PyPI version shields.io

pfc-toolkit

The Precomputed Functional Connectome Toolkit (pfc-toolkit) is a Python module for functional lesion network mapping using the Precomputed Functional Connectome and is distributed under the 3-Cause BSD license.

This project is also known as the Precomputed Human Brain Connectome Toolkit.

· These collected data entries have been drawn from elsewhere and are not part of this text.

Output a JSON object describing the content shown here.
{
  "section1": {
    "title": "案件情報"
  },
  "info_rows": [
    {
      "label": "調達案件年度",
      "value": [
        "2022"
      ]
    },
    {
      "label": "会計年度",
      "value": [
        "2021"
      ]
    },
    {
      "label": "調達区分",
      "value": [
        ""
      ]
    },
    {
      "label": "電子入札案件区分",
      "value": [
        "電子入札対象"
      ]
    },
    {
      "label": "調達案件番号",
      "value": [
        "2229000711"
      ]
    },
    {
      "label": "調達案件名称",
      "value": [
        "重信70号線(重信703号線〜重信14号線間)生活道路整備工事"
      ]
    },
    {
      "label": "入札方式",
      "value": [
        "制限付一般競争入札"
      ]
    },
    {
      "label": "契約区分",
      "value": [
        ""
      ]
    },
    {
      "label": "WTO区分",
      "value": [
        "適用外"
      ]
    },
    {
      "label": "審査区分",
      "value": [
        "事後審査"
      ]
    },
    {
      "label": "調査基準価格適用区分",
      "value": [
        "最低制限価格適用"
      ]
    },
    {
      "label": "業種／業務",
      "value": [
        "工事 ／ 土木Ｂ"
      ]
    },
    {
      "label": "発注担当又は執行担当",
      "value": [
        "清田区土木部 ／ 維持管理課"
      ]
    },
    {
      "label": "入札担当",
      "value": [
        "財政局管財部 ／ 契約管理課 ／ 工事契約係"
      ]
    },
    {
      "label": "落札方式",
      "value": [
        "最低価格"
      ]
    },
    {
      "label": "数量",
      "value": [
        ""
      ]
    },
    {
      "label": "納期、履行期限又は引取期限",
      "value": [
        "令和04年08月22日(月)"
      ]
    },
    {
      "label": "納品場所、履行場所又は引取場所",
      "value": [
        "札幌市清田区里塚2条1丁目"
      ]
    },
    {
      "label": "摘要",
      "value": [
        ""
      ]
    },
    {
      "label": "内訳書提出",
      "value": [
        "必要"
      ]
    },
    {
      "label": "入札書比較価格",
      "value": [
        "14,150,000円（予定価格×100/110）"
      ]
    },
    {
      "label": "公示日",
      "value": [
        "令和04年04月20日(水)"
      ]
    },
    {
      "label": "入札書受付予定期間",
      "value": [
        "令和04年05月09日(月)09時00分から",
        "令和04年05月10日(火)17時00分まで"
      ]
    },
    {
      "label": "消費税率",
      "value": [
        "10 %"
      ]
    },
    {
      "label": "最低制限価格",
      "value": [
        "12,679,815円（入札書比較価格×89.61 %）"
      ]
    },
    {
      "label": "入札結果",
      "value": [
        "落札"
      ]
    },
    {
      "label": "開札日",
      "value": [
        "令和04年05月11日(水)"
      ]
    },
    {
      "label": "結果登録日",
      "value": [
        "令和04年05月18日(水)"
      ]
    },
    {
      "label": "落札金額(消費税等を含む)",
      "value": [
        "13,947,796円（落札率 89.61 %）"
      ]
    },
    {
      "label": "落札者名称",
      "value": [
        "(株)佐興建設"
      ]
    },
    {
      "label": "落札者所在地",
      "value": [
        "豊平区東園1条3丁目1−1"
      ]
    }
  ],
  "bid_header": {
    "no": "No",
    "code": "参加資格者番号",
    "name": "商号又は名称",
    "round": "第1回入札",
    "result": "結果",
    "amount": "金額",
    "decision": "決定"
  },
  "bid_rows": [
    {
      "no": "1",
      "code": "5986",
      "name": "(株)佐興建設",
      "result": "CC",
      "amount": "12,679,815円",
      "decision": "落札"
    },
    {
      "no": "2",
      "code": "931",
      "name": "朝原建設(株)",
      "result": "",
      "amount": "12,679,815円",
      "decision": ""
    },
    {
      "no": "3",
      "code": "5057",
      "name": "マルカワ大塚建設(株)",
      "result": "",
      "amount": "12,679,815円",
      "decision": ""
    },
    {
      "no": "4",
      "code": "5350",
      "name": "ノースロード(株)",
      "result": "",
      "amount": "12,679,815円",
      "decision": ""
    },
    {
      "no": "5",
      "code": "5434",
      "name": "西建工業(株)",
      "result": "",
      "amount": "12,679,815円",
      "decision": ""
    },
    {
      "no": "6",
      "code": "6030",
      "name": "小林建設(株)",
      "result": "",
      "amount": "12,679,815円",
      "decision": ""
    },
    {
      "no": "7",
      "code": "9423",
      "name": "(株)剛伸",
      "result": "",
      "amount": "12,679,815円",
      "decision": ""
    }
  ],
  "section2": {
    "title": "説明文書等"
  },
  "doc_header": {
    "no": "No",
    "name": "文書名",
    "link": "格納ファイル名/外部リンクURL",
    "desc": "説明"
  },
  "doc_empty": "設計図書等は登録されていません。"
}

The project was started in 2019 by William Drew for his Harvard undergraduate thesis project ('21).

The project was supervised by Dr. Michael D. Fox, MD, PhD first at the Berenson-Allen Center for Noninvasive Brain Stimulation at Beth Israel Deaconess Medical Center and later at the Center for Brain Circuit Therapeutics at Brigham and Women's Hospital.

This project references work from @clin045's and @alexlicohen's connectome_quick.py from nimlab and @andreashorn's connectome.sh from LeadDBS.

The Precomputed Functional Connectome Toolkit is for research only; please do not use results from PFC Toolkit for clinical decisions.

Installation

Dependencies

pfc-toolkit requires:

  • Python (>=3.6)
  • NumPy
  • SciPy
  • Numba
  • Nibabel
  • Nilearn
  • tqdm
  • natsort
  • importlib

User Installation

Install using pip

pip install pfc-toolkit

Usage

Generate Functional Lesion Network Maps

  1. Create a folder named pfctoolkit_config in your home directory.
mkdir ~/pfctoolkit_config
  1. Set up your precomputed connectome config file. An example config file is located here. Make a copy of the config file to the pfctoolkit_config folder. Edit the config file and swap out the precomputed connectome paths to where you have downloaded the connectome files on your machine.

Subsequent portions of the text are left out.